From trivial representations to learning concepts in AI by exploiting unique data

Lead Research Organisation: University of Edinburgh
Department Name: Sch of Engineering

Abstract

The prospect of an AI-based revolution and its socio-economic benefits is tantalising. We want to live in a world where AI learns effectively with high performance and minimal risks. Such a world is extremely exciting.

We tend to believe that AI learns higher level concepts from data, but this is not what happens.
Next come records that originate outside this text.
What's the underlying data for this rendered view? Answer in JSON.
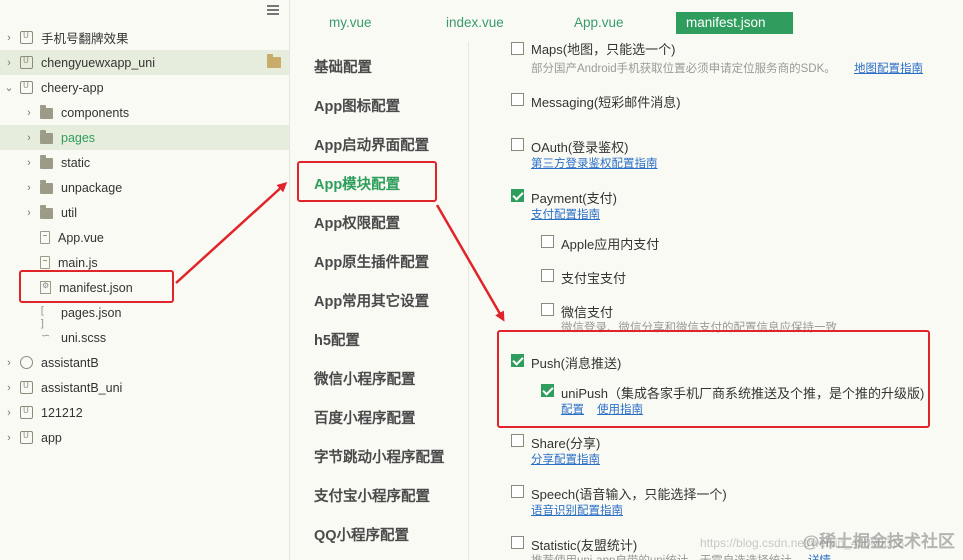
{
  "tree": {
    "items": [
      {
        "label": "手机号翻牌效果",
        "icon": "project-icon",
        "expanded": false
      },
      {
        "label": "chengyuewxapp_uni",
        "icon": "project-icon",
        "expanded": false
      },
      {
        "label": "cheery-app",
        "icon": "project-icon",
        "expanded": true
      },
      {
        "label": "components",
        "icon": "folder-icon"
      },
      {
        "label": "pages",
        "icon": "folder-icon"
      },
      {
        "label": "static",
        "icon": "folder-icon"
      },
      {
        "label": "unpackage",
        "icon": "folder-icon"
      },
      {
        "label": "util",
        "icon": "folder-icon"
      },
      {
        "label": "App.vue",
        "icon": "vue-file-icon"
      },
      {
        "label": "main.js",
        "icon": "js-file-icon"
      },
      {
        "label": "manifest.json",
        "icon": "manifest-file-icon"
      },
      {
        "label": "pages.json",
        "icon": "json-file-icon"
      },
      {
        "label": "uni.scss",
        "icon": "scss-file-icon"
      },
      {
        "label": "assistantB",
        "icon": "project-icon"
      },
      {
        "label": "assistantB_uni",
        "icon": "project-icon"
      },
      {
        "label": "121212",
        "icon": "project-icon"
      },
      {
        "label": "app",
        "icon": "project-icon"
      }
    ]
  },
  "tabs": [
    {
      "label": "my.vue"
    },
    {
      "label": "index.vue"
    },
    {
      "label": "App.vue"
    },
    {
      "label": "manifest.json",
      "active": true
    }
  ],
  "categories": [
    "基础配置",
    "App图标配置",
    "App启动界面配置",
    "App模块配置",
    "App权限配置",
    "App原生插件配置",
    "App常用其它设置",
    "h5配置",
    "微信小程序配置",
    "百度小程序配置",
    "字节跳动小程序配置",
    "支付宝小程序配置",
    "QQ小程序配置"
  ],
  "modules": {
    "maps": {
      "label": "Maps(地图，只能选一个)",
      "checked": false,
      "desc": "部分国产Android手机获取位置必须申请定位服务商的SDK。",
      "link": "地图配置指南"
    },
    "messaging": {
      "label": "Messaging(短彩邮件消息)",
      "checked": false
    },
    "oauth": {
      "label": "OAuth(登录鉴权)",
      "checked": false,
      "link": "第三方登录鉴权配置指南"
    },
    "payment": {
      "label": "Payment(支付)",
      "checked": true,
      "link": "支付配置指南"
    },
    "apple_pay": {
      "label": "Apple应用内支付",
      "checked": false
    },
    "alipay": {
      "label": "支付宝支付",
      "checked": false
    },
    "wechat_pay": {
      "label": "微信支付",
      "checked": false,
      "desc": "微信登录、微信分享和微信支付的配置信息应保持一致"
    },
    "push": {
      "label": "Push(消息推送)",
      "checked": true
    },
    "unipush": {
      "label": "uniPush（集成各家手机厂商系统推送及个推，是个推的升级版)",
      "checked": true,
      "link1": "配置",
      "link2": "使用指南"
    },
    "share": {
      "label": "Share(分享)",
      "checked": false,
      "link": "分享配置指南"
    },
    "speech": {
      "label": "Speech(语音输入，只能选择一个)",
      "checked": false,
      "link": "语音识别配置指南"
    },
    "statistic": {
      "label": "Statistic(友盟统计)",
      "checked": false,
      "desc": "推荐使用uni-app自带的uni统计，无需自选选择统计，",
      "link": "详情"
    }
  },
  "watermark": {
    "main": "@稀土掘金技术社区",
    "sub": "https://blog.csdn.net/weixin_45000018"
  },
  "colors": {
    "accent": "#2f9d5e",
    "annotation": "#e0242a",
    "link": "#2a6fc6"
  }
}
Particularly in data such as images, AI extracts rather trivial (low-level) notions from the data even when provided with millions of examples. We often hear that providing more data with high diversity should help improve the information that AI can extract.
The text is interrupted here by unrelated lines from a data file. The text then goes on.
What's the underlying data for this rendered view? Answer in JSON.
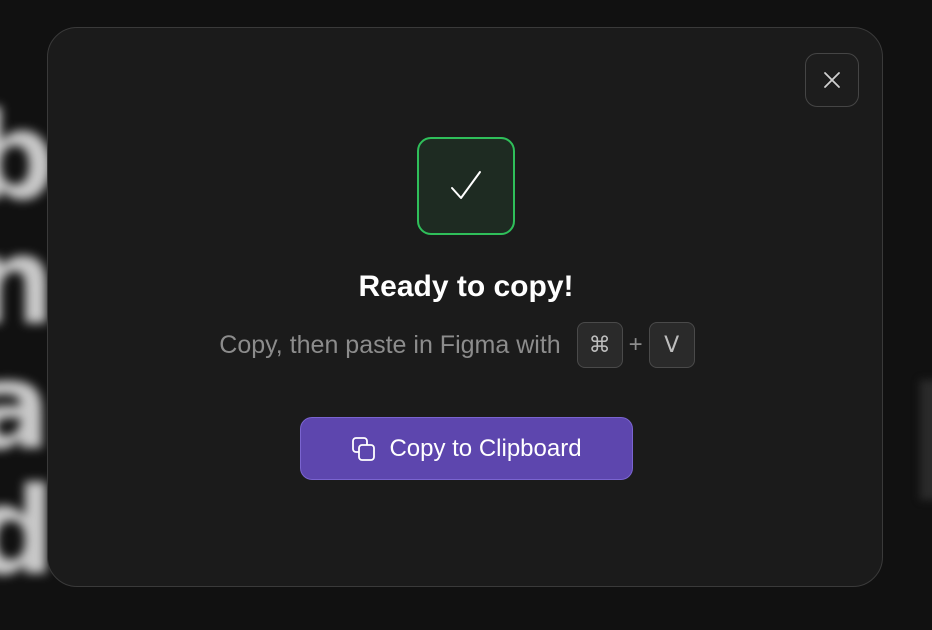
{
  "background": {
    "blurred_text": "b\nn\na\nd"
  },
  "modal": {
    "title": "Ready to copy!",
    "subtitle": "Copy, then paste in Figma with",
    "shortcut": {
      "modifier_key": "⌘",
      "plus": "+",
      "letter_key": "V"
    },
    "copy_button": {
      "label": "Copy to Clipboard",
      "icon": "copy-icon"
    },
    "close_icon": "close-icon",
    "status_icon": "checkmark-icon"
  },
  "colors": {
    "modal_bg": "#1b1b1b",
    "success_green": "#2fbf5a",
    "accent_purple": "#5d46ae",
    "muted_text": "#8c8c8c"
  }
}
This data amassing does have though privacy and cost implications. Indeed, considerable cost comes also by the need to pre-process and to sanitise data (i.e. remove unwanted information).
More critically, though, in several key applications (e.g. healthcare) some events (e.g. disease) can be rare or truly unique. Collecting more and more data will not change the relative frequency of such rare data. It appears that current AI is not data efficient: it poorly leverages the goldmine of information present in unique and rare data.

This project aims to answer a key research question:
**Why does AI struggle with concepts, and what is the role of unique data? **

We suspect there are several reasons why AI struggles with concepts:

A) The mechanisms we use to extract information from data (known as representation learning) rely on very simple assumptions that do not reflect how real data exist in the world.
For example, we know that data have correlations, and we now make simplified assumptions of no correlation at all.
We propose to introduce stronger assumptions of causal relationships in the concepts we want to extract. This should in turn help us extract better information.

B) To learn any model, we do have to use optimisation processes to find the parameters of the model. We find a weakness in these processes: data that are unique and rare do not get so much attention, or if they do get some, it happens by chance.
This leads to considerable inconsistency in the extraction of information. In addition, sometimes wrong information is extracted, either because we found suboptimal representations or because we latched on some data that escaped from the sanitisation process -since no such perfect process can always be guaranteed.
We want to understand why such inconsistency exists and propose to devise methods that can ensure that when we train models, we can consistently extract information even from rare data.

There is a tight connection between B and A. Without new methods that better optimise learning functions we cannot extract representations reliably from rare data, and hence we cannot impose the causal relationships we need.

There is an additional element about this work that helps answer the second part of the question. Rare and unique data may actually reveal unique causal relationships. This is a very tantalising prospect that the work we propose aims to investigate.

There are considerable and broad rewards of the work we propose.

We put herein the underpinnings for an AI that, because it is data efficient, should not require blind amassing of data with all the privacy fears this engenders for the general public. Because it learns high-lever concepts it will be more adept to empower decision tools that can support how decisions have been reached. And because we introduce strong causal priors in extracting these concepts, we reduce the risk of learning trivial data associations.

Overall, a major goal of the AI research community is to create AI that can generalise to new unseen data beyond what was available during training time. We hope that our AI will bring us closer to this goal, thus further paving the way to broader deployment of AI to the real world.